Nicht nur aufgrund der coronabedingt diesmal relativ großen Bedeutung der Briefwahl bereitet sich hinter den Kulissen bereits ein Heer von Anwälten auf den Fall vor, dass es wie zuletzt bei der Präsidentschaftswahl im Jahr 2000 zu einem knappen Ergebnis und infolgedessen zu einem juristischen Nachspiel um den Wahlsieg kommt. Damals wurde der Gewinn der Wahlmänner des Bundesstaates Florida und damit der Wahlsieg durch George W. Bush von 537 Wählerstimmen entschieden, die Bush seinem Konkurrenten Al Gore voraushatte. Drehten sich die rechtlichen Auseinandersetzungen seinerzeit um nicht korrekt ausgestanzte Papierrückstände in Lochkarten, mittels denen die Wähler über Wahlmaschinen ihre Stimmen abgegeben hatten, dürfte es im Fall eines engen Wahlausgangs diesmal aber vor allem um die Frage gehen, ob Millionen von Briefwahlstimmzetteln ordnungsgemäß unterschrieben, verschlossen und rechtzeitig abgeschickt wurden.

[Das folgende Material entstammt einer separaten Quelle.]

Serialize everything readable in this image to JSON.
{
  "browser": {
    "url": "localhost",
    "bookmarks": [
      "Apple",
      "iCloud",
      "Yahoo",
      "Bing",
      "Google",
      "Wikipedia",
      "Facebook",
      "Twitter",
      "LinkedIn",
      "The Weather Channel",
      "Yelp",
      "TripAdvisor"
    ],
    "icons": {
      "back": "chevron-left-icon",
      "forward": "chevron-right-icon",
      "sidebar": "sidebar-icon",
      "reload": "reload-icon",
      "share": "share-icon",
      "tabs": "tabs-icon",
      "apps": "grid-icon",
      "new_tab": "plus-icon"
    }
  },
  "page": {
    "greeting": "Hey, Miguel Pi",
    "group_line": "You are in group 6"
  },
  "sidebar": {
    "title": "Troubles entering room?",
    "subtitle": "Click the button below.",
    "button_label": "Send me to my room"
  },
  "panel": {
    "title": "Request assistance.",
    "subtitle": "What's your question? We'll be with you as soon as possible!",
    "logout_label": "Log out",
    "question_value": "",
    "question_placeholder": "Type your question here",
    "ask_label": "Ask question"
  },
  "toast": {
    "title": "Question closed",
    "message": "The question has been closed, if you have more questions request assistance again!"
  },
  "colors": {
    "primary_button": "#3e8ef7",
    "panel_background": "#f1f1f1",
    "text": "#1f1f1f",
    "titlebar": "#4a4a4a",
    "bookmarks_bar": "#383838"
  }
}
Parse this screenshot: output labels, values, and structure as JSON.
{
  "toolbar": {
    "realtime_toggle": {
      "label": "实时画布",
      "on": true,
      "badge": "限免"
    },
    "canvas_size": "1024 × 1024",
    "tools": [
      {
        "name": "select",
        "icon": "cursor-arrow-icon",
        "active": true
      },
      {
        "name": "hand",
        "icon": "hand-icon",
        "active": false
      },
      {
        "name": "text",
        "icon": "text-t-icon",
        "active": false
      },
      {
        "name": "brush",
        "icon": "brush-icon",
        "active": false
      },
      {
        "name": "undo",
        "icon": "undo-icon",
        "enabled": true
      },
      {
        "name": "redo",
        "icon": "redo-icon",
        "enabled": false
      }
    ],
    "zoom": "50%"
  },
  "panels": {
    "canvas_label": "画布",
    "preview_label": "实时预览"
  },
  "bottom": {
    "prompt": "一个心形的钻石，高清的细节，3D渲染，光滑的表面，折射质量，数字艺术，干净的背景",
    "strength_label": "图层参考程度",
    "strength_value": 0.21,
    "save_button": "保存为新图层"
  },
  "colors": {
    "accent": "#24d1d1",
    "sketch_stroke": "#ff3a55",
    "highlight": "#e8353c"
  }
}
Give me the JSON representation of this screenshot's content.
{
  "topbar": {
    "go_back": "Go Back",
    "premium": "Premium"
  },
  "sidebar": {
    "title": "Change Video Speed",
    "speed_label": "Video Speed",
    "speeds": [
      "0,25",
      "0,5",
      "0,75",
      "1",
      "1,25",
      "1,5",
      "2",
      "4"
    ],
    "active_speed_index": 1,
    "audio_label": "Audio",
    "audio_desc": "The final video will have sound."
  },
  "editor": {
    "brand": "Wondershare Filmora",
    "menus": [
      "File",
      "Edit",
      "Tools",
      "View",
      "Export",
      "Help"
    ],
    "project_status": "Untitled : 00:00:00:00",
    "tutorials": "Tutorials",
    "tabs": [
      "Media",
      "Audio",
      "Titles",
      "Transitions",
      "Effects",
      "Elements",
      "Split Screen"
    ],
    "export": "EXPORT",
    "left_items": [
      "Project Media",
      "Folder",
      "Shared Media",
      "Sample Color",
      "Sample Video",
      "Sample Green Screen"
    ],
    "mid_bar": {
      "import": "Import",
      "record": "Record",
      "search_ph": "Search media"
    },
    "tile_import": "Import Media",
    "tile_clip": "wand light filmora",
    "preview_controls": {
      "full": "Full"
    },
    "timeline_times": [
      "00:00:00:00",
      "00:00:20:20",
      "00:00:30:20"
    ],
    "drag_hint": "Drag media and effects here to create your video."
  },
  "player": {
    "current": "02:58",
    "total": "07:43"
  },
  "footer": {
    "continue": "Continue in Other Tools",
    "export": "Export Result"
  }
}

Die Fronten zwischen den beiden politischen Lagern sind in einer Weise verhärtet, die etwa in Deutschland undenkbar wäre und teils geradezu paranoid anmutende Züge annimmt: Wie der Miami Herald berichtet, befürchten Vertreter der Republikaner wie der Anwalt Nelson Diaz, Vorsitzender der Republikanischen Partei im Miami-Dade County, nach eigenen Angaben vor allem das illegale "Abernten" von Briefwahlstimmzetteln durch Leute, die diese bei Wählern abholen und in den jeweiligen Wahlbüros abliefern. Demgegenüber wirft Diaz’ Berufskollege Steve Simeonidis, der den Demokraten des Miami-Dade Countys vorsteht, den Republikanern vor, Menschen aus politischen Gründen vom Wählen abzuhalten: So werde "Hunderttausenden von Straftätern" in Florida auch nach der Verbüßung ihrer Strafe das Wahlrecht verwehrt.
Wie die Wahl auch immer ausgeht – es dürfte lange dauern, bis der Riss, der durch die amerikanische Gesellschaft geht, zumindest wieder halbwegs gekittet ist.